Examples of the Scientific Questions to be Addressed

Genetic diversity as related to mammalian extinction. A major goal is to learn how genetic diversity changes (if at all) as a species approaches extinction, which may well assist with conservation plans for endangered species. One approach would be to sample large percentages of global museum holdings for all recently extinct mammals for which reasonable numbers of individuals across a reasonable timeframe (multiple decades at least) are available. (Note that approaching diversity through time with museum collections is especially powerful because samples are usually dated to the nearest year, and commonly to the exact date and month.) Species meeting these criteria include approximately five Australian marsupials, the Caribbean monk seal, the Japanese sea lion, perhaps Steller's sea cow, two bat species, possibly the Falkland Islands wolf, and a handful of rodents. Pre-extinction patterns of diversity can be compared across unrelated mammals that have suffered global extinction. For example, is there any overwhelming shared signature of mtDNA diversity that precedes global extinction in a predictable manner across taxa? Or is this different for every species based on the unique conditions of its particular decline?

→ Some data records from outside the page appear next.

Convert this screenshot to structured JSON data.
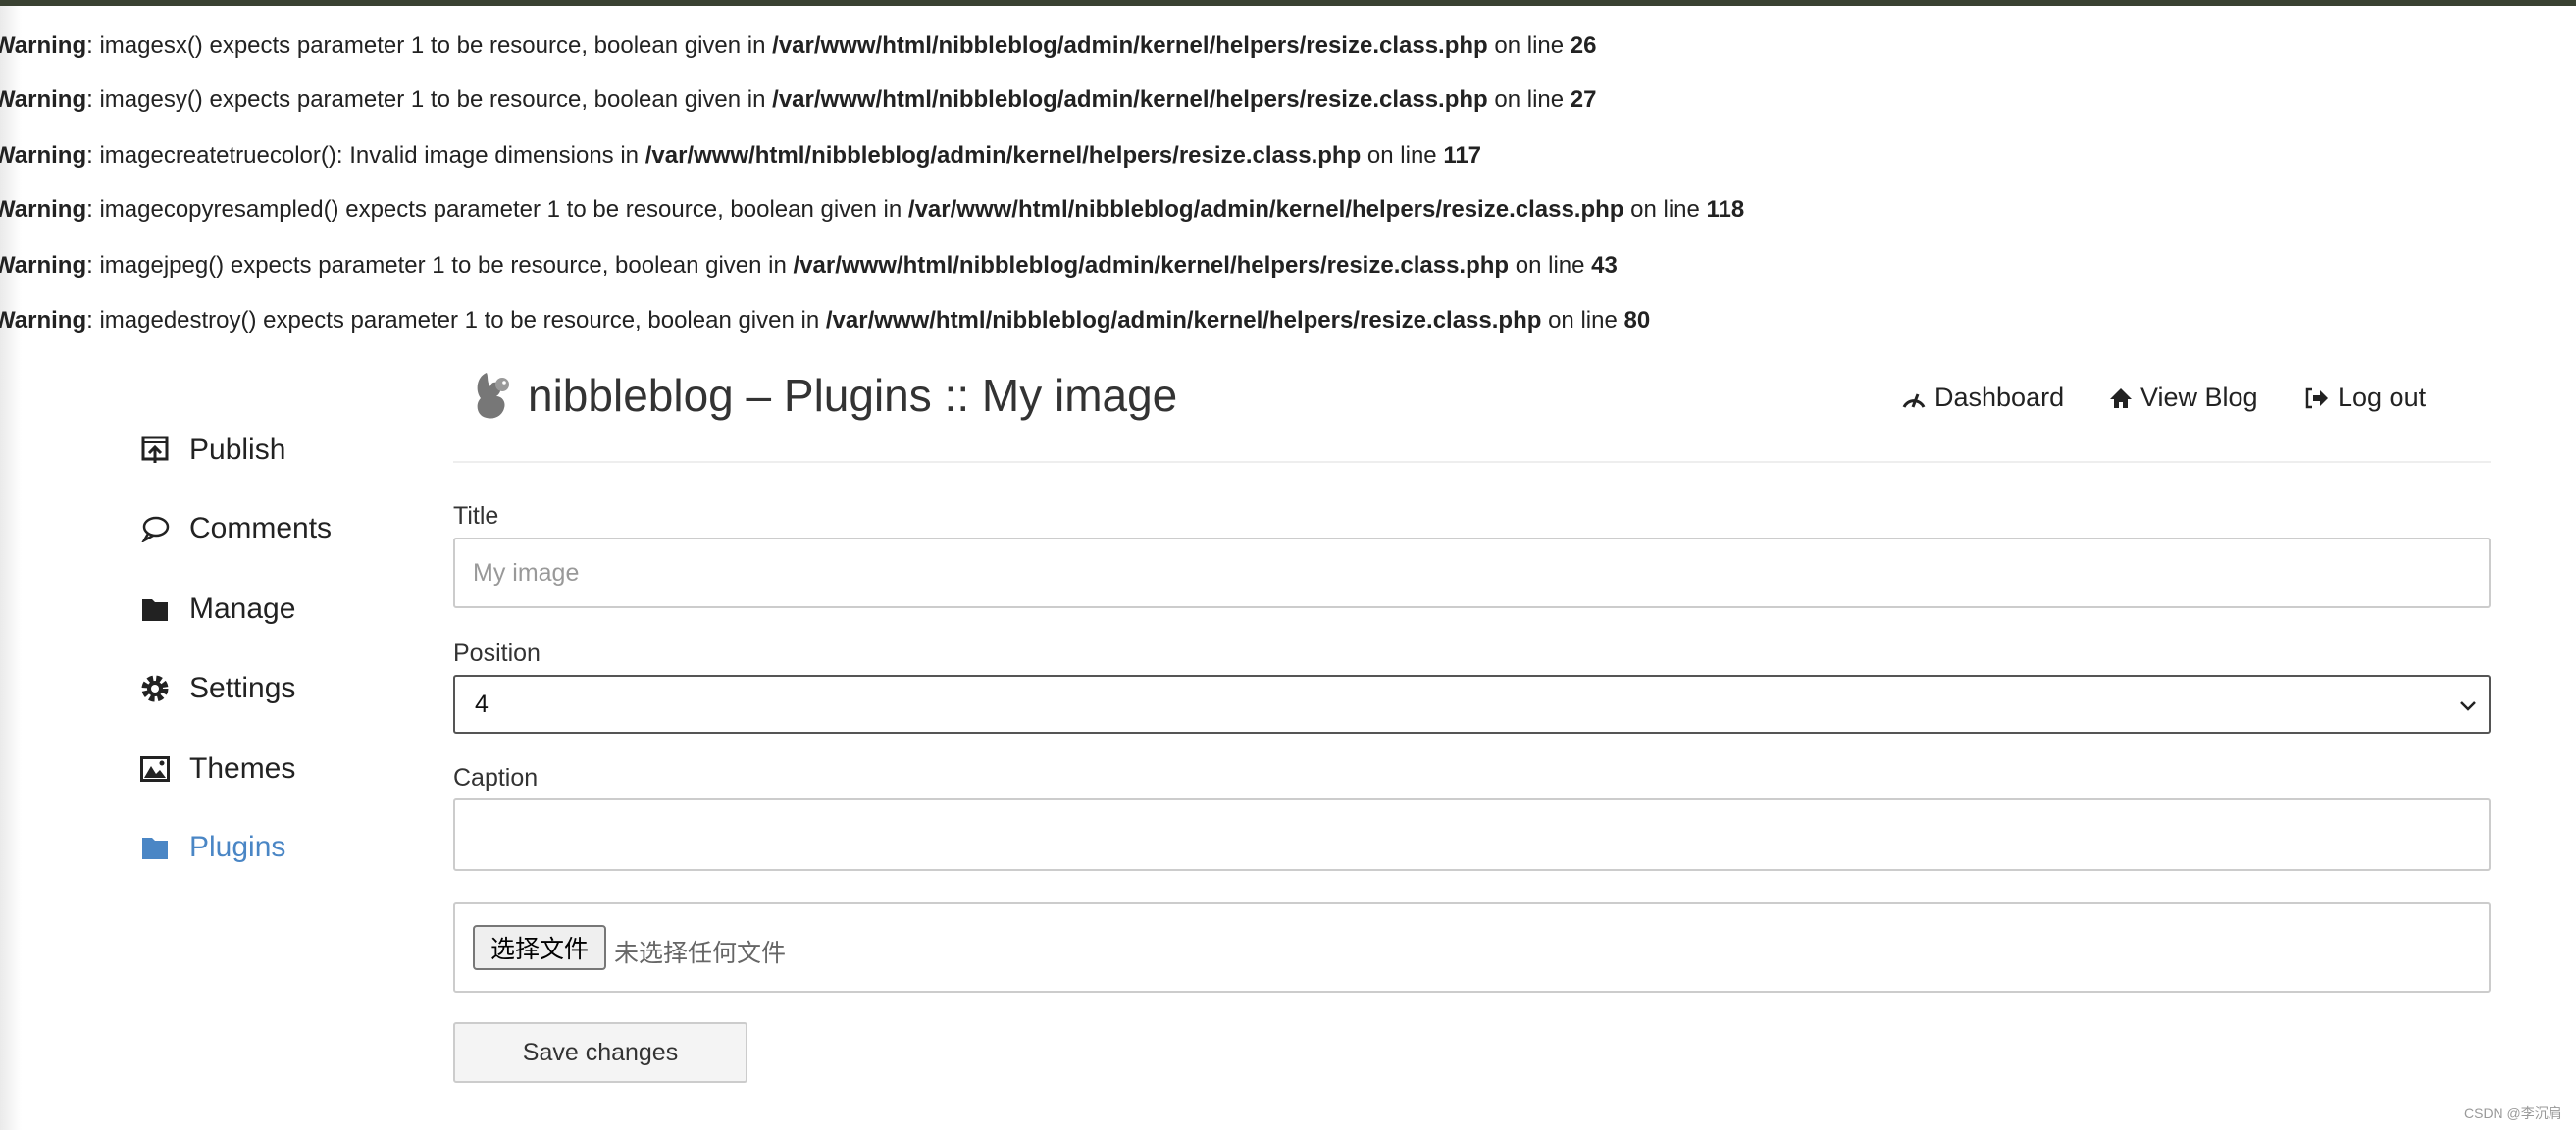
{
  "warnings": [
    {
      "label": "Warning",
      "msg": ": imagesx() expects parameter 1 to be resource, boolean given in ",
      "file": "/var/www/html/nibbleblog/admin/kernel/helpers/resize.class.php",
      "online": " on line ",
      "line": "26"
    },
    {
      "label": "Warning",
      "msg": ": imagesy() expects parameter 1 to be resource, boolean given in ",
      "file": "/var/www/html/nibbleblog/admin/kernel/helpers/resize.class.php",
      "online": " on line ",
      "line": "27"
    },
    {
      "label": "Warning",
      "msg": ": imagecreatetruecolor(): Invalid image dimensions in ",
      "file": "/var/www/html/nibbleblog/admin/kernel/helpers/resize.class.php",
      "online": " on line ",
      "line": "117"
    },
    {
      "label": "Warning",
      "msg": ": imagecopyresampled() expects parameter 1 to be resource, boolean given in ",
      "file": "/var/www/html/nibbleblog/admin/kernel/helpers/resize.class.php",
      "online": " on line ",
      "line": "118"
    },
    {
      "label": "Warning",
      "msg": ": imagejpeg() expects parameter 1 to be resource, boolean given in ",
      "file": "/var/www/html/nibbleblog/admin/kernel/helpers/resize.class.php",
      "online": " on line ",
      "line": "43"
    },
    {
      "label": "Warning",
      "msg": ": imagedestroy() expects parameter 1 to be resource, boolean given in ",
      "file": "/var/www/html/nibbleblog/admin/kernel/helpers/resize.class.php",
      "online": " on line ",
      "line": "80"
    }
  ],
  "header": {
    "title": "nibbleblog – Plugins :: My image",
    "nav": [
      {
        "label": "Dashboard",
        "icon": "dashboard-icon"
      },
      {
        "label": "View Blog",
        "icon": "home-icon"
      },
      {
        "label": "Log out",
        "icon": "logout-icon"
      }
    ]
  },
  "sidebar": {
    "items": [
      {
        "label": "Publish",
        "icon": "publish-icon"
      },
      {
        "label": "Comments",
        "icon": "comment-icon"
      },
      {
        "label": "Manage",
        "icon": "folder-icon"
      },
      {
        "label": "Settings",
        "icon": "gear-icon"
      },
      {
        "label": "Themes",
        "icon": "image-icon"
      },
      {
        "label": "Plugins",
        "icon": "folder-icon",
        "active": true
      }
    ]
  },
  "form": {
    "title_label": "Title",
    "title_placeholder": "My image",
    "position_label": "Position",
    "position_value": "4",
    "caption_label": "Caption",
    "caption_value": "",
    "file_button": "选择文件",
    "file_status": "未选择任何文件",
    "save_label": "Save changes"
  },
  "colors": {
    "accent": "#4a86c5",
    "topbar": "#3a4232"
  },
  "watermark": "CSDN @李沉肩"
}
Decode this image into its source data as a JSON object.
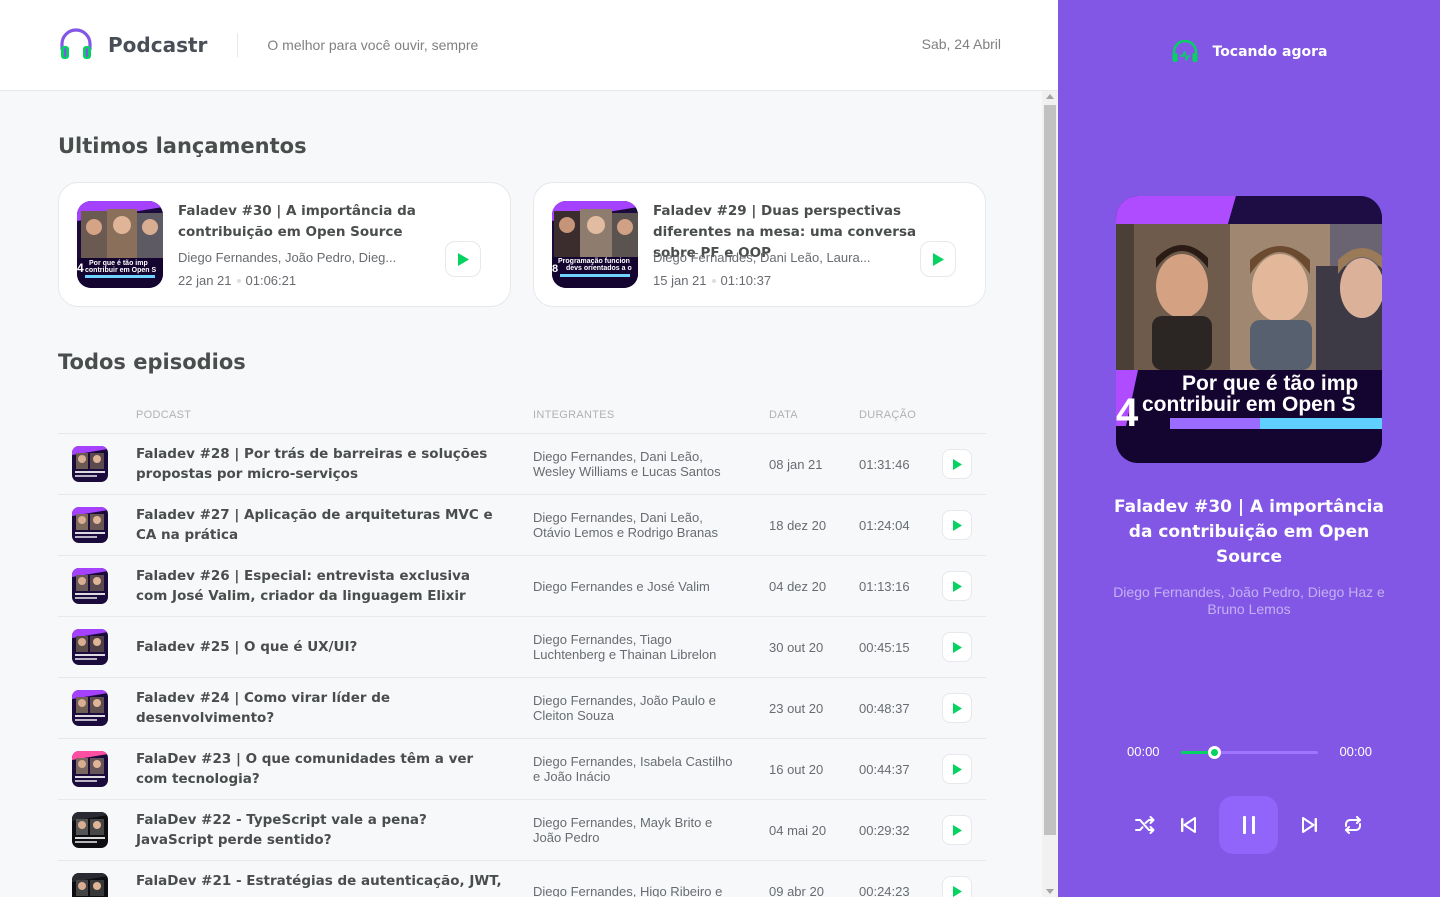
{
  "header": {
    "brand": "Podcastr",
    "tagline": "O melhor para você ouvir, sempre",
    "date": "Sab, 24 Abril"
  },
  "latest": {
    "title": "Ultimos lançamentos",
    "episodes": [
      {
        "title": "Faladev #30 | A importância da contribuição em Open Source",
        "members": "Diego Fernandes, João Pedro, Dieg...",
        "date": "22 jan 21",
        "duration": "01:06:21"
      },
      {
        "title": "Faladev #29 | Duas perspectivas diferentes na mesa: uma conversa sobre PF e OOP",
        "members": "Diego Fernandes, Dani Leão, Laura...",
        "date": "15 jan 21",
        "duration": "01:10:37"
      }
    ]
  },
  "all": {
    "title": "Todos episodios",
    "columns": [
      "Podcast",
      "Integrantes",
      "Data",
      "Duração"
    ],
    "episodes": [
      {
        "title": "Faladev #28 | Por trás de barreiras e soluções propostas por micro-serviços",
        "members": "Diego Fernandes, Dani Leão, Wesley Williams e Lucas Santos",
        "date": "08 jan 21",
        "duration": "01:31:46"
      },
      {
        "title": "Faladev #27 | Aplicação de arquiteturas MVC e CA na prática",
        "members": "Diego Fernandes, Dani Leão, Otávio Lemos e Rodrigo Branas",
        "date": "18 dez 20",
        "duration": "01:24:04"
      },
      {
        "title": "Faladev #26 | Especial: entrevista exclusiva com José Valim, criador da linguagem Elixir",
        "members": "Diego Fernandes e José Valim",
        "date": "04 dez 20",
        "duration": "01:13:16"
      },
      {
        "title": "Faladev #25 | O que é UX/UI?",
        "members": "Diego Fernandes, Tiago Luchtenberg e Thainan Librelon",
        "date": "30 out 20",
        "duration": "00:45:15"
      },
      {
        "title": "Faladev #24 | Como virar líder de desenvolvimento?",
        "members": "Diego Fernandes, João Paulo e Cleiton Souza",
        "date": "23 out 20",
        "duration": "00:48:37"
      },
      {
        "title": "FalaDev #23 | O que comunidades têm a ver com tecnologia?",
        "members": "Diego Fernandes, Isabela Castilho e João Inácio",
        "date": "16 out 20",
        "duration": "00:44:37"
      },
      {
        "title": "FalaDev #22 - TypeScript vale a pena? JavaScript perde sentido?",
        "members": "Diego Fernandes, Mayk Brito e João Pedro",
        "date": "04 mai 20",
        "duration": "00:29:32"
      },
      {
        "title": "FalaDev #21 - Estratégias de autenticação, JWT,",
        "members": "Diego Fernandes, Higo Ribeiro e",
        "date": "09 abr 20",
        "duration": "00:24:23"
      }
    ]
  },
  "player": {
    "heading": "Tocando agora",
    "cover_caption_line1": "Por que é tão imp",
    "cover_caption_line2": "contribuir em Open S",
    "cover_number": "4",
    "title": "Faladev #30 | A importância da contribuição em Open Source",
    "members": "Diego Fernandes, João Pedro, Diego Haz e Bruno Lemos",
    "current_time": "00:00",
    "total_time": "00:00",
    "progress_fraction": 0.24,
    "icons": [
      "shuffle-icon",
      "previous-icon",
      "pause-icon",
      "next-icon",
      "repeat-icon"
    ]
  },
  "colors": {
    "purple": "#8257e5",
    "green": "#04d361",
    "pause_button": "#9164fa"
  }
}
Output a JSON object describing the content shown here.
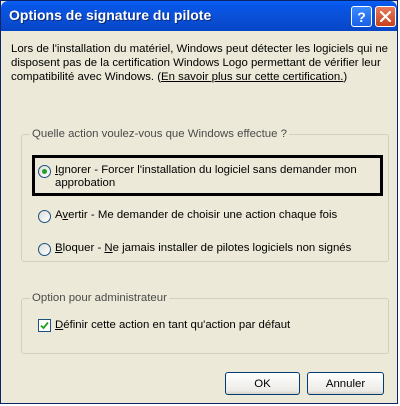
{
  "window": {
    "title": "Options de signature du pilote",
    "help_label": "?"
  },
  "description": {
    "text": "Lors de l'installation du matériel, Windows peut détecter les logiciels qui ne disposent pas de la certification Windows Logo permettant de vérifier leur compatibilité avec Windows. (",
    "link": "En savoir plus sur cette certification.",
    "suffix": ")"
  },
  "action_group": {
    "legend": "Quelle action voulez-vous que Windows effectue ?",
    "options": [
      {
        "accel": "I",
        "rest": "gnorer - Forcer l'installation du logiciel sans demander mon approbation",
        "selected": true
      },
      {
        "pre": "A",
        "accel": "v",
        "rest": "ertir - Me demander de choisir une action chaque fois",
        "selected": false
      },
      {
        "accel": "B",
        "mid": "loquer - ",
        "accel2": "N",
        "rest": "e jamais installer de pilotes logiciels non signés",
        "selected": false
      }
    ]
  },
  "admin_group": {
    "legend": "Option pour administrateur",
    "checkbox_accel": "D",
    "checkbox_rest": "éfinir cette action en tant qu'action par défaut",
    "checked": true
  },
  "buttons": {
    "ok": "OK",
    "cancel": "Annuler"
  },
  "colors": {
    "titlebar": "#0b4fd6",
    "dialog_bg": "#ece9d8",
    "radio_dot": "#21a121"
  }
}
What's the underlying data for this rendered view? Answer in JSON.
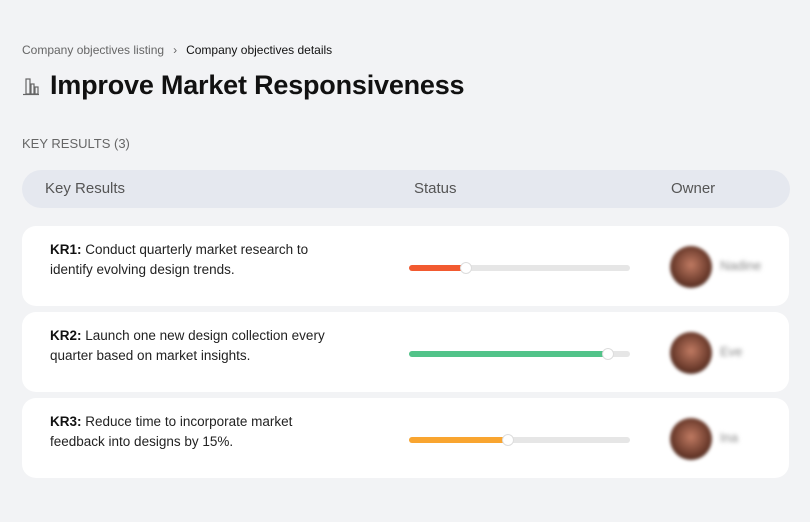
{
  "breadcrumb": {
    "parent": "Company objectives listing",
    "separator": "›",
    "current": "Company objectives details"
  },
  "page": {
    "title": "Improve Market Responsiveness",
    "icon": "building-chart-icon"
  },
  "section_label": "KEY RESULTS (3)",
  "table": {
    "headers": [
      "Key Results",
      "Status",
      "Owner"
    ],
    "rows": [
      {
        "id": "KR1:",
        "text": "Conduct quarterly market research to identify evolving design trends.",
        "progress": 26,
        "color": "#f25a30",
        "owner": "Nadine"
      },
      {
        "id": "KR2:",
        "text": "Launch one new design collection every quarter based on market insights.",
        "progress": 90,
        "color": "#52c389",
        "owner": "Eve"
      },
      {
        "id": "KR3:",
        "text": "Reduce time to incorporate market feedback into designs by 15%.",
        "progress": 45,
        "color": "#f9a530",
        "owner": "Ina"
      }
    ]
  }
}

Documenting the spread of disease from invasive to native species. Dates of local (e.g. insular) or global extinction are known for many mammal species and populations with reasonable accuracy, as are dates of exotic introduction/invasion of certain species into novel landscapes. In some cases it is suspected that extinctions of certain native species have followed causally from introductions of certain invasive species (especially on islands), and that disease may be involved in some of these cases, but these types of claims generally remain anecdotal. The timing of the global decline of certain endemic insular rodent (and potentially other small mammal) lineages and the global spread of commensal rats offer many iterative, analogous cases for studying the spread of disease from invasive rats (with humongous global population sizes and greater exposure to a wealth of pathogens across time and geography) to comparatively 'naïve' and isolated endemic rodents with much smaller population sizes and less extensive historical exposure to disease. We predict that comparisons of metagenomes/bacteriomes/viromes sequenced from museum hair samples will be illuminating here.